O Bayern anunciou em Janeiro que Guardiola o substituiria neste Verão, mas Heynckes revela que já tinha decidido sair antes disso. "Eu disse à minha mulher, depois de termos perdido a Liga dos Campeões de 2012, que iria cumprir o meu contrato, mas que não continuaria depois disso". No momento do anúncio, de resto, o Bayern disse que Heynckes se iria reformar, o que motivou a sua insatisfação.

Interessados no prolongamento da sua carreira não faltam, admite o próprio. "Depois de uma época destas, é normal que outros clubes estejam interessados. Clubes ricos, para os quais o dinheiro não é problema, outros onde se pode passar umas boas férias. E um clube de grandeza internacional, mesmo que neste momento não tenha o nível desportivo do Bayern", referiu, relançando, neste último caso, a especulação em torno do Real Madrid.

Seja a última ou não da carreira de Jupp Heynckes, 2012-13 ficará sempre gravada como uma temporada histórica para o técnico e para o Bayern. Depois de dois anos de domínio do Borussia Dortmund e de acabar em segundo na Bundesliga, na Taça e na Liga dos Campeões na época passada, o Bayern, que não conquistava um troféu desde 2010, regressou aos triunfos pela porta grande. Não deixou fugir nenhum título e acabou com quatro: os três mais conhecidos e ainda a Supertaça alemã.

Mas o historial de títulos de Heynckes foi inaugurado há muito, nos tempos de jogador. Antigo avançado de renome, é ainda o terceiro melhor marcador da história da Bundesliga, com 220 golos (em 369 jogos), registo somente superado por Gerd Müller (365) e Klaus Fischer (268). Máximo goleador do campeonato em 1973-74 e 1974-75, foi uma das estrelas do grande Borussia Mönchengladbach que marcou a década de 70 do futebol alemão. Ganhou cinco Bundesligas, uma Taça da Alemanha, a Taça UEFA de 1974-75 e foi finalista vencido na Taça dos Campeões Europeus de 1976-77. Também teve sucesso na selecção alemã (39 jogos e 14 golos), sagrando-se campeão europeu (1972) e mundial (1974).
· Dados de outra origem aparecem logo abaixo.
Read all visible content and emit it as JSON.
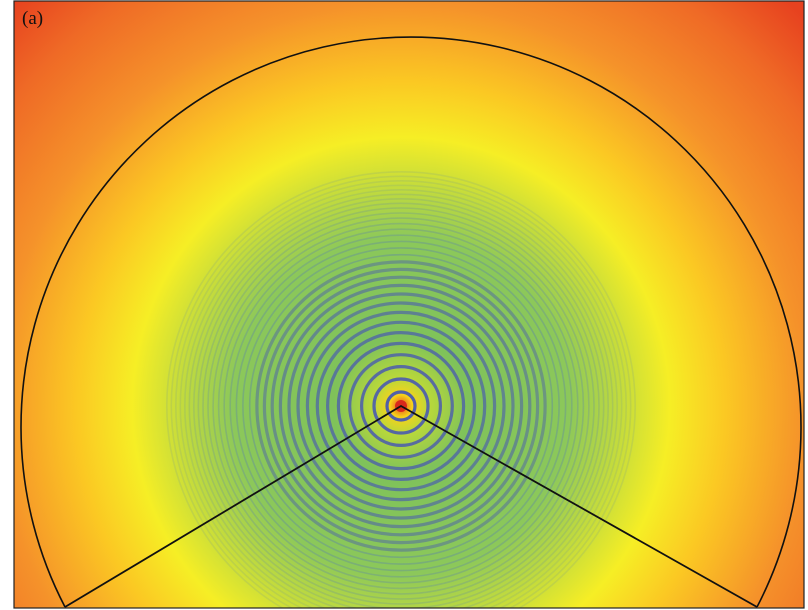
{
  "panel_label": "(a)"
}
Os maiores êxitos como treinador - período em que ganhou a alcunha de "Osram", relativo ao fabricante de lâmpadas, pela forma como a sua cara fica vermelha em situações de maior inquietação durante os jogos - obteve-os no Bayern. Foi no comando dos bávaros que conquistou as suas três Bundesligas (1988-89, 1989-90 e 2012-13) e uma das suas duas Liga dos Campeões. A outra assegurou-a com o Real Madrid, em 1997-98. Espanha foi, de resto, o segundo país mais presente na sua carreira de treinador. Só treinou em mais um, Portugal, mas a passagem pelo Benfica não teve sucesso e ficou marcada pela goleada europeia sofrida perante o Celta Vigo (7-0).